I cleaned all the fruit ,cut it up, and threw it all together in my must bag in a stock pot. I added 1 gal water and 1 campden tab and let it sit for approx 18 hrs. I then smashed the must bag well and added everything into the primary with the slurry. 

I stared 1Gal water heating on the stove and dissolved the 5lb sugar into that. After letting that cool i added it to the primary and stirred very well.

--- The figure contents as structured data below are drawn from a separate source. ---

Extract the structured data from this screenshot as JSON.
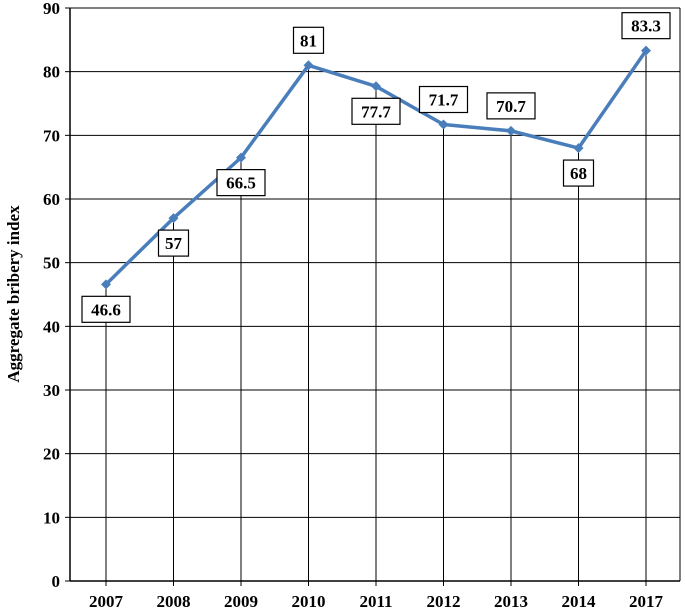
{
  "chart_data": {
    "type": "line",
    "title": "",
    "xlabel": "",
    "ylabel": "Aggregate bribery index",
    "ylim": [
      0,
      90
    ],
    "yticks": [
      0,
      10,
      20,
      30,
      40,
      50,
      60,
      70,
      80,
      90
    ],
    "grid": true,
    "drop_lines": true,
    "categories": [
      "2007",
      "2008",
      "2009",
      "2010",
      "2011",
      "2012",
      "2013",
      "2014",
      "2017"
    ],
    "series": [
      {
        "values": [
          46.6,
          57,
          66.5,
          81,
          77.7,
          71.7,
          70.7,
          68,
          83.3
        ],
        "labels": [
          "46.6",
          "57",
          "66.5",
          "81",
          "77.7",
          "71.7",
          "70.7",
          "68",
          "83.3"
        ],
        "label_position": [
          "below",
          "below",
          "below",
          "above",
          "below",
          "above",
          "above",
          "below",
          "above"
        ],
        "color": "#4a7ebb"
      }
    ]
  }
}
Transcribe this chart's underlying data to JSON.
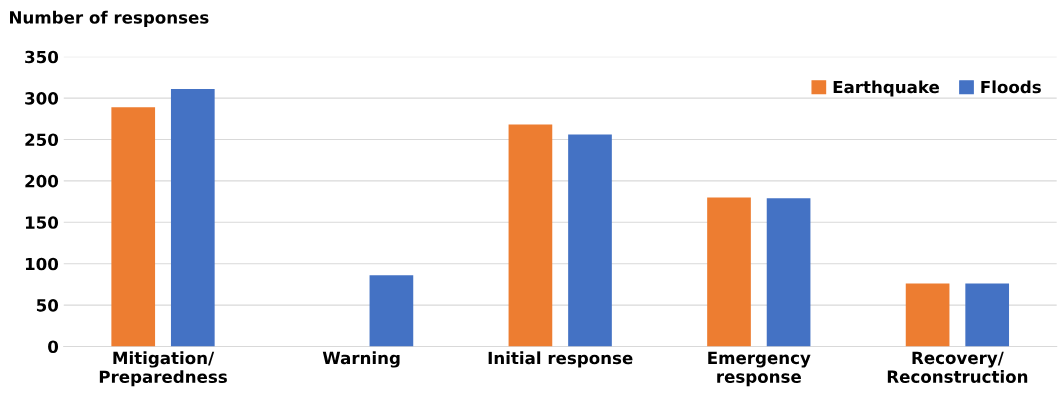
{
  "chart_data": {
    "type": "bar",
    "ylabel": "Number of responses",
    "categories": [
      "Mitigation/\nPreparedness",
      "Warning",
      "Initial response",
      "Emergency\nresponse",
      "Recovery/\nReconstruction"
    ],
    "series": [
      {
        "name": "Earthquake",
        "color": "#ed7d31",
        "values": [
          289,
          0,
          268,
          180,
          76
        ]
      },
      {
        "name": "Floods",
        "color": "#4472c4",
        "values": [
          311,
          86,
          256,
          179,
          76
        ]
      }
    ],
    "ylim": [
      0,
      350
    ],
    "yticks": [
      0,
      50,
      100,
      150,
      200,
      250,
      300,
      350
    ],
    "grid": "y",
    "legend": "top right"
  }
}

I took an initial SG reading of 1.080 and covered with a towel. The Ferment was bubbling some within 30 mins.


----------



## Tom (Nov 2, 2011)

I don't think you have enough fruit for 3 gallons


----------



## jojoscoot (Nov 2, 2011)

really? 12.5lbs total...... what would you have recommended for 3 gals in this style/flavor? I assumed that the citrus fruits would have a strong flavor in the finished product......is this a poor assumption? :<


----------



## Tom (Nov 2, 2011)

Yes, Strawberry is mostly water. So, 6-8#'s per gallon
Pineapple s/b 5-6# per gal
Oranges same


----------



## jojoscoot (Nov 2, 2011)

Wow.....I was basing my lbs. off recipes on ECKraus website ....... suggests 18lbs strawberries and 15 lbs pineapple for 5 gallon batches respectively so i took a stab at 12lbs fruit for 3gals . will i be able to correct the lack of fruit flavor by backsweetening say with a concentrate in the end?


----------



## Tom (Nov 2, 2011)

Yes.
the more the more body and flavor. F-pac are needed in ALL fruit wines. 
( I make a ton of fruit wines) ask around.


----------